ヘモクロマトーシス患者のための低鉄分食品ガイド
ヘモクロマトーシスは体内に鉄が過剰に蓄積される疾患で、疲労感や食欲不振、めまい、息切れなどの症状を引き起こします。過剰な鉄の摂取を防ぐため、鉄分が少ない食品や、鉄の吸収を阻害する食材を中心に食事を組み立てることが重要です。
鉄分が少ない食品
- 赤身肉(牛肉、羊肉、豚肉)や貝類、サーモン、ツナ、鉄強化シリアル、乾燥豆類はヘム鉄が豊富で吸収が良いため控えましょう。

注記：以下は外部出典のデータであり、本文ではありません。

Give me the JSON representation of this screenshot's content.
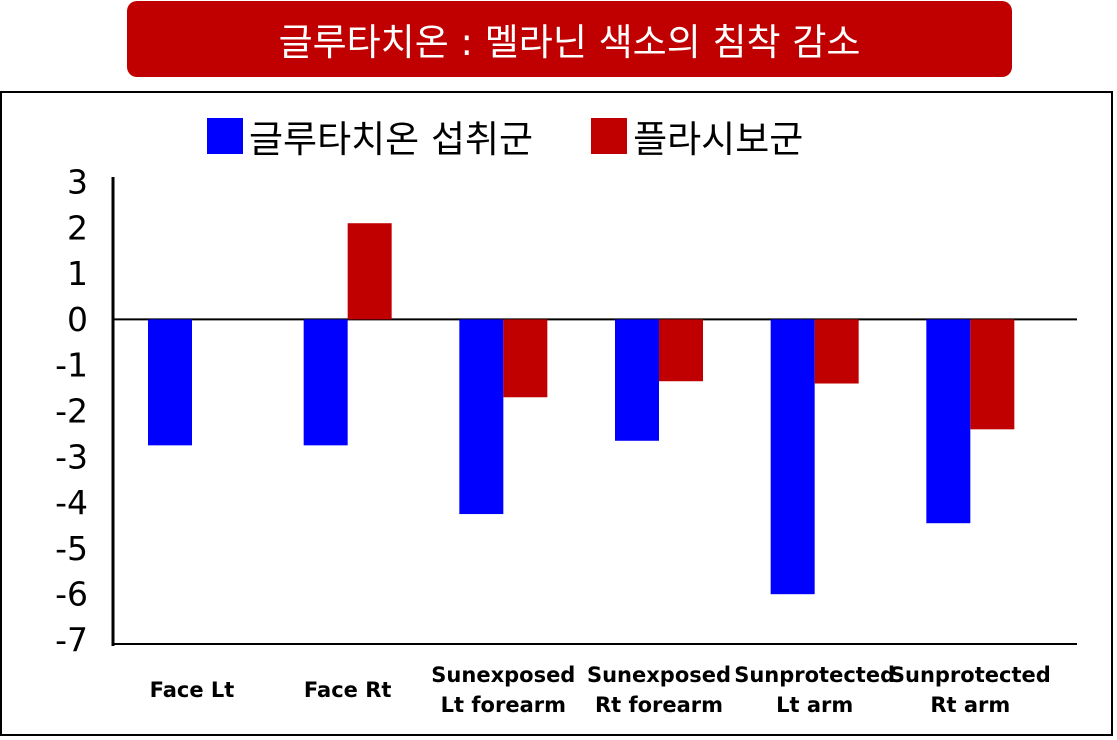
{
  "title": "글루타치온 : 멜라닌 색소의 침착 감소",
  "chart_data": {
    "type": "bar",
    "categories": [
      [
        "Face  Lt"
      ],
      [
        "Face  Rt"
      ],
      [
        "Sunexposed",
        "Lt forearm"
      ],
      [
        "Sunexposed",
        "Rt forearm"
      ],
      [
        "Sunprotected",
        "Lt arm"
      ],
      [
        "Sunprotected",
        "Rt arm"
      ]
    ],
    "series": [
      {
        "name": "글루타치온 섭취군",
        "color": "#0000ff",
        "values": [
          -2.75,
          -2.75,
          -4.25,
          -2.65,
          -6.0,
          -4.45
        ]
      },
      {
        "name": "플라시보군",
        "color": "#c00000",
        "values": [
          null,
          2.1,
          -1.7,
          -1.35,
          -1.4,
          -2.4
        ]
      }
    ],
    "ylim": [
      -7,
      3
    ],
    "yticks": [
      3,
      2,
      1,
      0,
      -1,
      -2,
      -3,
      -4,
      -5,
      -6,
      -7
    ],
    "legend_position": "top",
    "grid": false
  }
}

- 代わりに、カルシウムが多く含まれ鉄の吸収を抑える乳製品(牛乳、ヨーグルト、チーズ)や卵白、豆腐、サーディン、アーモンドなどを選びます。
オキサレートを含む果物・野菜
- ほうれん草、ケール、ルバーブ、ビーツ、イチゴ、オレガノ、バジル、パセリなどはオキサレートが鉄の吸収を妨げます。また食物繊維も豊富で、さらに吸収抑制効果があります。
タンニンを含む食品
- 黒茶、コーヒー、ワイン、ココア、香辛料、くるみ、リンゴ、ブラックベリー、ラズベリー、ブルーベリーなどはタンニンが鉄と結合し、吸収を最大90%まで抑えることがあります。摂取後約2時間は効果が持続します。
フィチン酸を含む食品
- 全粒穀物、豆類、ナッツ、種子(大豆、くるみ、アーモンド、レンズ豆、エンドウ豆、全粒シリアルなど)に含まれるフィチン酸は鉄だけでなく亜鉛やカルシウムの吸収も妨げ、鉄吸収を50〜65%低下させます。
上記の食材を上手に組み合わせ、鉄の過剰摂取を防ぎながらバランスの良い食事を心がけましょう。